A parallel environment presents special problems for a system like MsPASS that depends on a service like a MonogDB database server. The reasons is that the abstraction of parallel “workers” used by scheduler services (aka dask or pyspark) treat the workers as independent entities that are stupid and know only information you feed them. As a result, if a worker needs to access a MongoDB server it needs to be told how to do that. The simplest, stateless way to do that would be to instantiate an instance of a database client on each call to a processing function needing database access. You might guess and would be right that that is a really really bad idea if your workflow is processing a large number of data that would require that to be done for every datum. In fact, timing data show instantiating a database client takes a significant fraction of 1 s on most systems. Even a fraction of a second times a million is a very long time.

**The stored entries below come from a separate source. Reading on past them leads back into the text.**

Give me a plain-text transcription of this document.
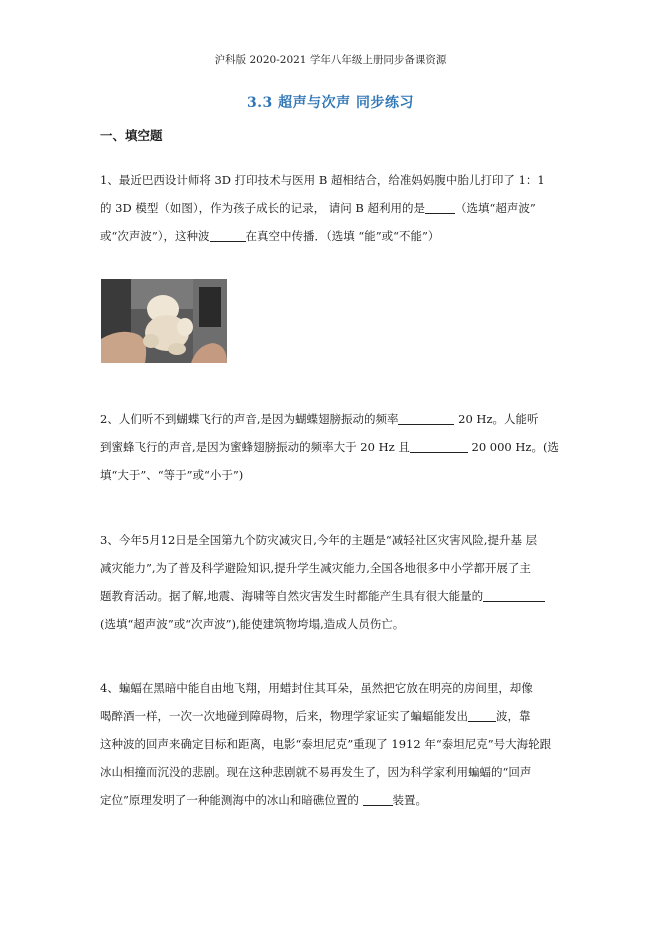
沪科版 2020-2021 学年八年级上册同步备课资源
3.3 超声与次声 同步练习
一、填空题
1、最近巴西设计师将 3D 打印技术与医用 B 超相结合，给准妈妈腹中胎儿打印了 1：1
的 3D 模型（如图），作为孩子成长的记录， 请问 B 超利用的是	（选填“超声波”
或“次声波”），这种波	在真空中传播．（选填 “能”或“不能”）
2、人们听不到蝴蝶飞行的声音,是因为蝴蝶翅膀振动的频率	20 Hz。人能听
到蜜蜂飞行的声音,是因为蜜蜂翅膀振动的频率大于 20 Hz 且	20 000 Hz。(选
填“大于”、“等于”或“小于”)
3、今年5月12日是全国第九个防灾减灾日,今年的主题是“减轻社区灾害风险,提升基 层
减灾能力”,为了普及科学避险知识,提升学生减灾能力,全国各地很多中小学都开展了主
题教育活动。据了解,地震、海啸等自然灾害发生时都能产生具有很大能量的
(选填“超声波”或“次声波”),能使建筑物垮塌,造成人员伤亡。
4、蝙蝠在黑暗中能自由地飞翔，用蜡封住其耳朵，虽然把它放在明亮的房间里，却像
喝醉酒一样，一次一次地碰到障碍物，后来，物理学家证实了蝙蝠能发出 波，靠
这种波的回声来确定目标和距离，电影“泰坦尼克”重现了 1912 年“泰坦尼克”号大海轮跟
冰山相撞而沉没的悲剧。现在这种悲剧就不易再发生了，因为科学家利用蝙蝠的“回声
定位”原理发明了一种能测海中的冰山和暗礁位置的	装置。
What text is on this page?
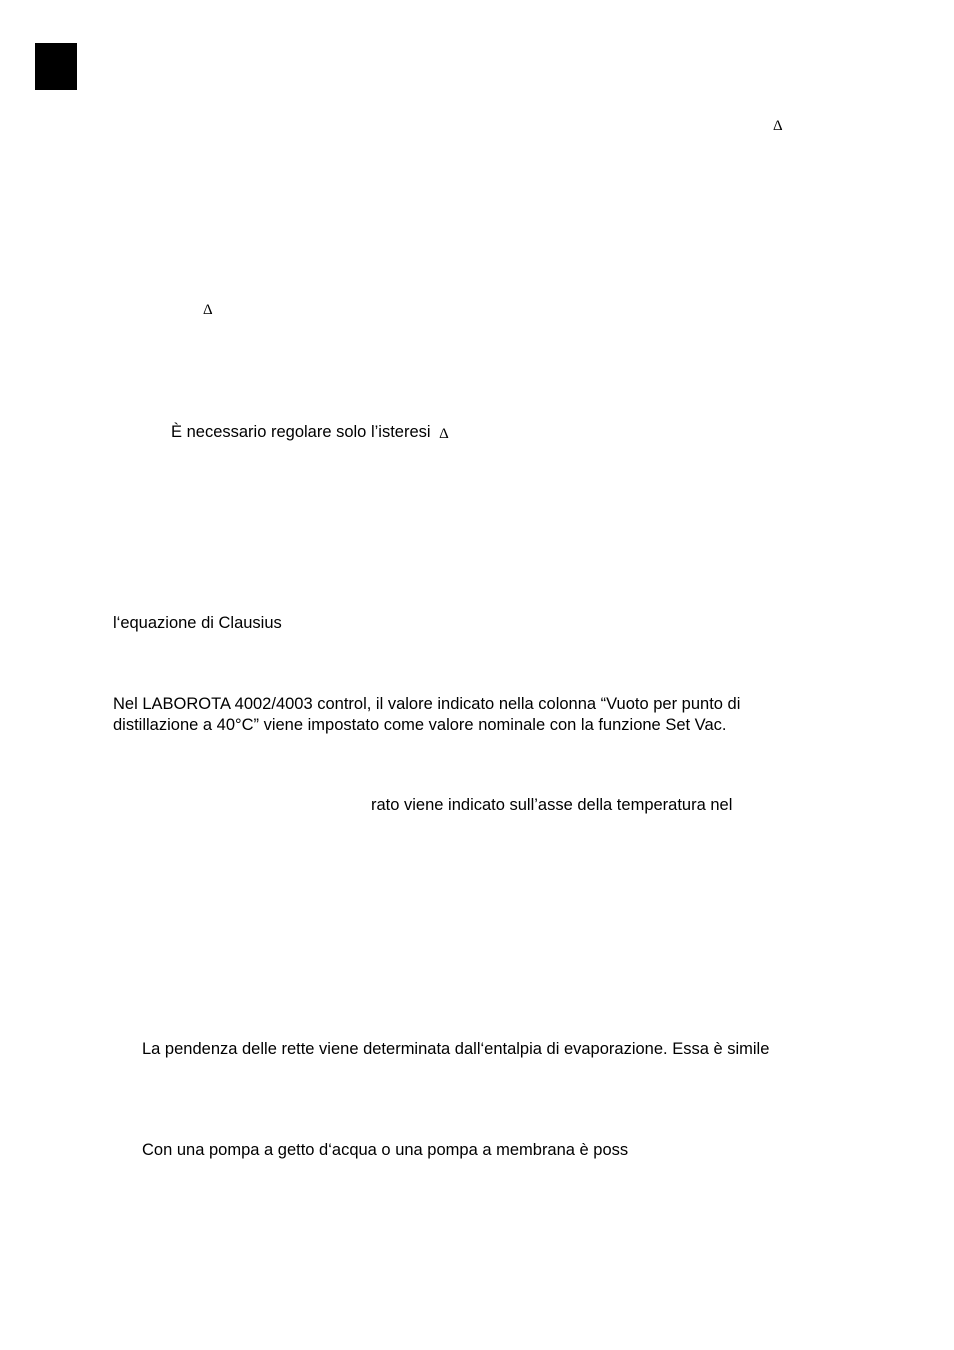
Δ
Δ
È necessario regolare solo l’isteresi Δ
l‘equazione di Clausius
Nel LABOROTA 4002/4003 control, il valore indicato nella colonna “Vuoto per punto di
distillazione a 40°C” viene impostato come valore nominale con la funzione Set Vac.
rato viene indicato sull’asse della temperatura nel
La pendenza delle rette viene determinata dall‘entalpia di evaporazione. Essa è simile
Con una pompa a getto d‘acqua o una pompa a membrana è poss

To solve this issue, earlier versions of MsPASS simply serialized the database client. We found we could get by with that for a while until we scaled up processing to the order of millions of data objects. That turned out to eventually crash the database server from a “too many open files” error caused by the server not releasing connections each serialized client initiated. There is currently no solution to this problem with pyspark. With dask we found a solution in what they call a worker plugin. Later versions of MsPASS define a python class called MongoDBWorker that is a child of dask’s WorkerPlugin. To use this feature all parallel workflows should contain a variant of the following before doing any parallel database operations:

from mspasspy.util.db_utils import MongoDBWorker
from mspasspy.client import Client

mspass_client = Client()
dask_client = mspass_client.get_scheduler()
parallel_dbworker = MongoDBWorker(mspass_client)
dask_client.register_worker_plugin(parallel_dbworker)

What that does is instantiate an instance of a MongoDB client on each worker that is kept memory resident in the worker. Further, if the worker dies the client is recreated when the scheduler relaunches the worker. We have found this approach is more stable and has improved the performance of parallel workflows because each worker client doesn’t normally have to create any new connections to the server.

All mspass functions that use database services (notably waveform data readers and writers) handle interaction with the parallel plugin automatically. If you are developing a custom processing function that has a database handle as an argument you need to deal with this issue. The following skeleton example illustrates how to handle that situation:

from mspasspy.util.db_utils import fetch_dbhandle

def myfunction(query,dbname):
  """
  Example function illustrating use of fetch_dbhandle.

  This example would return a TimeSeriesEnsemble of data
  yielded by a query defined by arg0.  It is a simple replacement
  for read_distibuted_data.

  Note dbname is a string defining a particular database the server
  will need to access.
  """
  db = fetch_dbhandle(dbname)
  cursor = db.wf_TimeSeries.find(query)
  # proper form would trap a null return here - omitted for simplicity
  ens = db.read_data(cursor,collection="wf_TimeSeries")
  return ens

The key point here is that with that construct myfunction can be run in a parallel constuct using map-reduce or the Futures interface (see Parallel Processing). The essential thing to do is to send the function only the database name and then use the fetch_dbhandle inside the function to create the database handle to the database the name references.

Note

Another example of a client that needs to be handled carefully in parallel is the an s3 client like the example earlier in this page. A prototype for a worker plugin similar to the database client described above has been developed. You may find a final implementation in the latest version of MsPASS. As is normal this page may be behind that development.